2. Siswa sering minta izin untuk kegiatan pesta pemakaman keluarga. Bahkan orang tua
hampir dapat dikatakan sangat melegalkan kalau anaknya tanpa minta izin pun guru
akan memahami kalau nantinya dilaporkan bahwa ada pemakaman keluarga.
3. Kegiatan rambu solo merupakan ajang untuk melakukan kebiasaaan buruk seperti
merokok, minum minuman keras, dan judi sabung ayam. Di dalam kegiatan upacara
adat Toraja, merokok dan makan siri menduduki akta pertama dalam susunan acara.

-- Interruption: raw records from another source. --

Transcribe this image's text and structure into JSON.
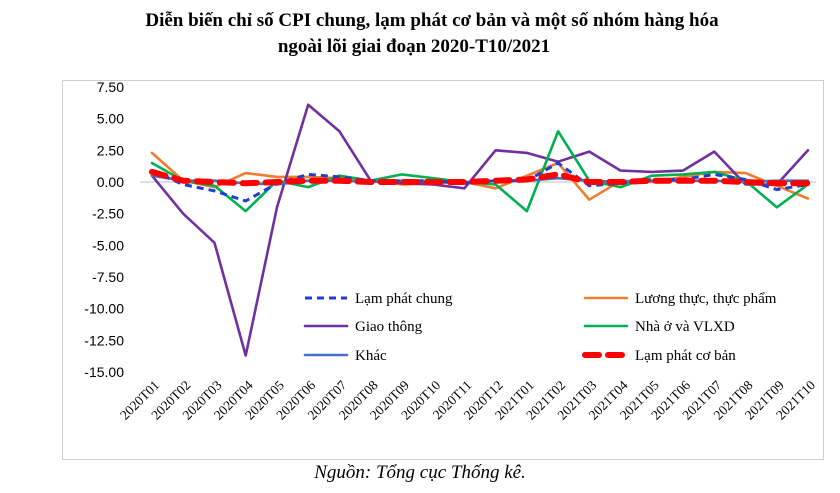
{
  "title_line1": "Diễn biến chỉ số CPI chung, lạm phát cơ bản và một số nhóm hàng hóa",
  "title_line2": "ngoài lõi giai đoạn 2020-T10/2021",
  "source": "Nguồn: Tổng cục Thống kê.",
  "chart_data": {
    "type": "line",
    "ylim": [
      -15,
      7.5
    ],
    "yticks": [
      "7.50",
      "5.00",
      "2.50",
      "0.00",
      "-2.50",
      "-5.00",
      "-7.50",
      "-10.00",
      "-12.50",
      "-15.00"
    ],
    "categories": [
      "2020T01",
      "2020T02",
      "2020T03",
      "2020T04",
      "2020T05",
      "2020T06",
      "2020T07",
      "2020T08",
      "2020T09",
      "2020T10",
      "2020T11",
      "2020T12",
      "2021T01",
      "2021T02",
      "2021T03",
      "2021T04",
      "2021T05",
      "2021T06",
      "2021T07",
      "2021T08",
      "2021T09",
      "2021T10"
    ],
    "legend_position": "inside-lower",
    "series": [
      {
        "name": "Lạm phát chung",
        "color": "#1f3fd1",
        "style": "dashed",
        "values": [
          0.9,
          -0.2,
          -0.7,
          -1.5,
          -0.1,
          0.6,
          0.4,
          0.1,
          0.1,
          0.1,
          -0.1,
          0.1,
          0.1,
          1.5,
          -0.3,
          -0.1,
          0.2,
          0.2,
          0.6,
          0.2,
          -0.6,
          -0.2
        ]
      },
      {
        "name": "Lương thực, thực phẩm",
        "color": "#ed7d31",
        "style": "solid",
        "values": [
          2.3,
          0.1,
          -0.4,
          0.7,
          0.4,
          0.4,
          0.3,
          0.1,
          -0.2,
          -0.1,
          0.0,
          -0.5,
          0.5,
          1.5,
          -1.4,
          0.1,
          0.0,
          0.4,
          0.8,
          0.7,
          -0.3,
          -1.3
        ]
      },
      {
        "name": "Giao thông",
        "color": "#7030a0",
        "style": "solid",
        "values": [
          0.5,
          -2.5,
          -4.8,
          -13.7,
          -2.0,
          6.1,
          4.0,
          0.1,
          -0.1,
          -0.2,
          -0.5,
          2.5,
          2.3,
          1.6,
          2.4,
          0.9,
          0.8,
          0.9,
          2.4,
          -0.2,
          -0.2,
          2.5
        ]
      },
      {
        "name": "Nhà ở và VLXD",
        "color": "#00b050",
        "style": "solid",
        "values": [
          1.5,
          0.1,
          -0.3,
          -2.3,
          0.1,
          -0.4,
          0.5,
          0.1,
          0.6,
          0.3,
          0.0,
          -0.2,
          -2.3,
          4.0,
          0.1,
          -0.4,
          0.5,
          0.6,
          0.8,
          0.1,
          -2.0,
          -0.2
        ]
      },
      {
        "name": "Khác",
        "color": "#4472c4",
        "style": "solid",
        "values": [
          0.5,
          0.1,
          0.1,
          -0.1,
          -0.2,
          0.1,
          0.1,
          0.0,
          0.1,
          0.0,
          0.0,
          0.1,
          0.1,
          0.3,
          0.1,
          0.0,
          0.1,
          0.1,
          0.1,
          0.0,
          0.1,
          0.1
        ]
      },
      {
        "name": "Lạm phát cơ bản",
        "color": "#ff0000",
        "style": "thick-dashed",
        "values": [
          0.8,
          0.1,
          0.0,
          -0.1,
          0.0,
          0.1,
          0.1,
          0.0,
          0.0,
          0.0,
          0.0,
          0.1,
          0.2,
          0.6,
          0.0,
          0.0,
          0.1,
          0.1,
          0.1,
          0.0,
          -0.1,
          -0.1
        ]
      }
    ]
  }
}
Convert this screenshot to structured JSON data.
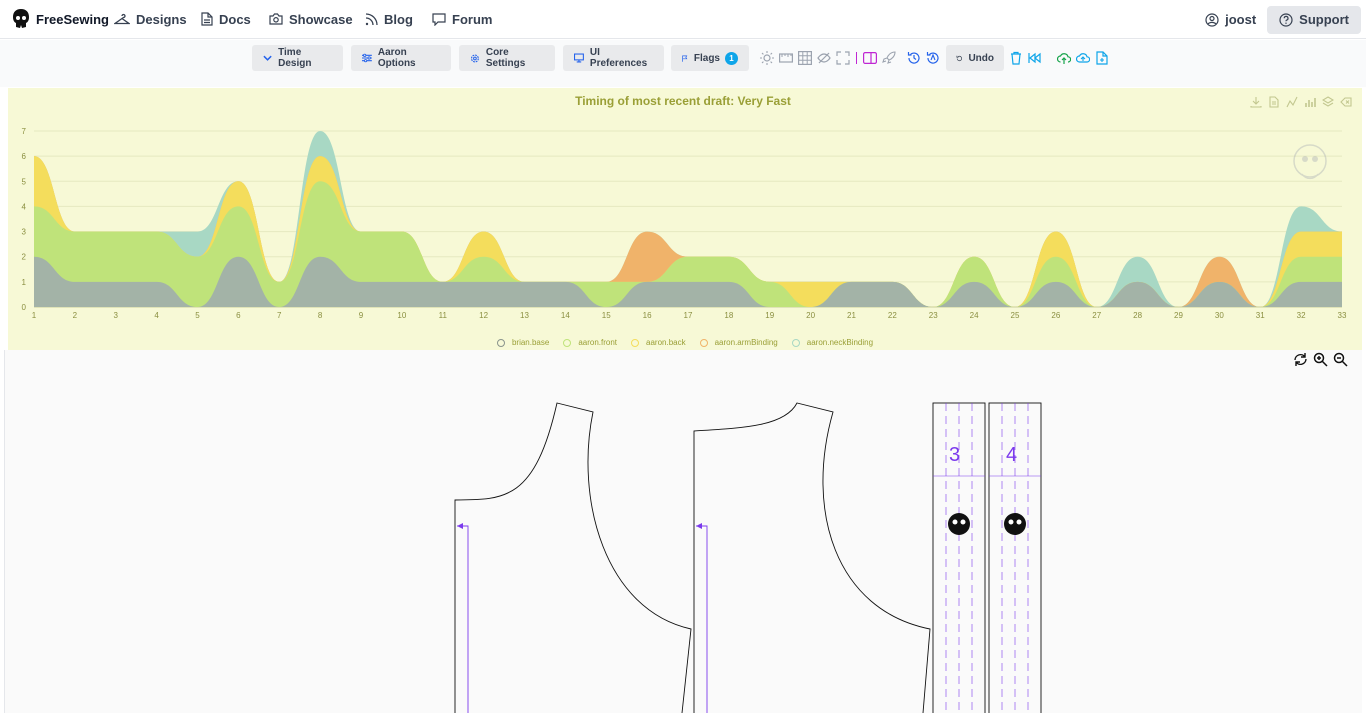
{
  "nav": {
    "brand": "FreeSewing",
    "items": [
      {
        "label": "Designs",
        "icon": "hanger-icon"
      },
      {
        "label": "Docs",
        "icon": "document-icon"
      },
      {
        "label": "Showcase",
        "icon": "camera-icon"
      },
      {
        "label": "Blog",
        "icon": "rss-icon"
      },
      {
        "label": "Forum",
        "icon": "chat-icon"
      }
    ],
    "user": "joost",
    "support": "Support"
  },
  "toolbar": {
    "time_design": "Time Design",
    "aaron_options": "Aaron Options",
    "core_settings": "Core Settings",
    "ui_preferences": "UI Preferences",
    "flags": "Flags",
    "flags_count": "1",
    "undo": "Undo"
  },
  "chart_data": {
    "type": "area",
    "stacked": true,
    "title": "Timing of most recent draft: Very Fast",
    "xlabel": "",
    "ylabel": "",
    "x": [
      1,
      2,
      3,
      4,
      5,
      6,
      7,
      8,
      9,
      10,
      11,
      12,
      13,
      14,
      15,
      16,
      17,
      18,
      19,
      20,
      21,
      22,
      23,
      24,
      25,
      26,
      27,
      28,
      29,
      30,
      31,
      32,
      33
    ],
    "ylim": [
      0,
      7
    ],
    "yticks": [
      0,
      1,
      2,
      3,
      4,
      5,
      6,
      7
    ],
    "series": [
      {
        "name": "brian.base",
        "color": "#a3b3a7",
        "values": [
          2,
          1,
          1,
          1,
          0,
          2,
          0,
          2,
          1,
          1,
          1,
          1,
          1,
          1,
          0,
          1,
          1,
          1,
          0,
          0,
          1,
          1,
          0,
          1,
          0,
          1,
          0,
          1,
          0,
          1,
          0,
          1,
          1
        ]
      },
      {
        "name": "aaron.front",
        "color": "#bfe37a",
        "values": [
          2,
          2,
          2,
          2,
          2,
          2,
          1,
          3,
          2,
          2,
          0,
          1,
          0,
          0,
          1,
          0,
          1,
          1,
          1,
          0,
          0,
          0,
          0,
          1,
          0,
          1,
          0,
          0,
          0,
          0,
          0,
          1,
          1
        ]
      },
      {
        "name": "aaron.back",
        "color": "#f4dd5c",
        "values": [
          2,
          0,
          0,
          0,
          0,
          1,
          0,
          1,
          0,
          0,
          0,
          1,
          0,
          0,
          0,
          0,
          0,
          0,
          0,
          1,
          0,
          0,
          0,
          0,
          0,
          1,
          0,
          0,
          0,
          0,
          0,
          1,
          1
        ]
      },
      {
        "name": "aaron.armBinding",
        "color": "#f0b36a",
        "values": [
          0,
          0,
          0,
          0,
          0,
          0,
          0,
          0,
          0,
          0,
          0,
          0,
          0,
          0,
          0,
          2,
          0,
          0,
          0,
          0,
          0,
          0,
          0,
          0,
          0,
          0,
          0,
          0,
          0,
          1,
          0,
          0,
          0
        ]
      },
      {
        "name": "aaron.neckBinding",
        "color": "#a8d8c4",
        "values": [
          0,
          0,
          0,
          0,
          1,
          0,
          0,
          1,
          0,
          0,
          0,
          0,
          0,
          0,
          0,
          0,
          0,
          0,
          0,
          0,
          0,
          0,
          0,
          0,
          0,
          0,
          0,
          1,
          0,
          0,
          0,
          1,
          0
        ]
      }
    ]
  },
  "pattern": {
    "binding_labels": [
      "3",
      "4"
    ]
  }
}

Selain upacara rambu solo masih banyak upacara adat dan kebiasaan turun temurun lainnya
yang tentunya membawah dampak positif dan dampak negatif bagi masyarakat Toraja terutama
pertumbuhan dan perkembangan anak usia sekolah. Oleh karena itu setiap guru yang akan
mengajar di Toraja harus memahami kondisi seperti di atas dan menyiapkan strategi untuk
mengurangi dampak-dampak negatif yang tidak sesuai dengan norma-norma kehidupan beragama
dan bermasyarakat secara umum.
Catatan yang paling penting diketahui tentang keseharian masyarakat Toraja adalah:
1. Minuman keras (tuak) dan miras olahan pabrik diperjual belikan secara bebas dan
terbuka di Toraja. Hal ini merupakan pengaruh dari kebiasaan orang Toraja
menganggap sebuah acara makan-makan atau pesta tidak lengkap tanpa minuman
yang satu ini.
2. Merokok adalah perilaku yang masih sangat umum di Toraja. Kebiasaan ini
merupakan dampak dari adat yang menganggap penghargaan yang pertama terhadap
tamu adalah dengan menyuguhkan rokok bagi laki-laki dan siri bagi perempuan.
3. Berteriak (meoli-Toraya) tanda sukacita atau untuk saling menyemangati dalam
sebuah kegiatan adalah kebiasaan yang bagi orang lain adalah mungkin dianggap
kegia-gilaan karena dapat saja mengagetkan bagi orang yang tidak tahu.
4. Gaya dan Nada bicara keras-keras yang bagi orang dari daerah lain terkesan kasar dan
kurang sopan.
5. Melayat ke rumah duka merupakan hal yang tidak boleh dilewatkan begitu saja,
misalnya ada orang tua siswa atau orangtua guru dan warga sekolah yang meninggal.
Sekolah sebagai bagian keluarga harus menyatakan rasa kepedulian sosial dengan
melakukan perkunjungan.
6. Makan dan minum sepuasnya adalah ciri khas orang Toraja. Kemeriahan sebuah acara
atau pesta lebih diukur pada cukup tidaknya makanan yang disiapkan.
7. Memliki rasa sosial yang sangat tinggi.
8. Mudah bersahabat dan menyesuaikan diri dengan siapa saja.

Kehadiran SLH Toraja di Kabupaten Toraja Utara disambut baik oleh Pemerintah dan
masyarakat.
Demikian sekilas informasi tentang kultur daerah Toraja semoga bermanfaat bagi calon guru yang
akan melaksanakan tugas di Toraja dan menjadi pengetahuan bagi yang membacanya.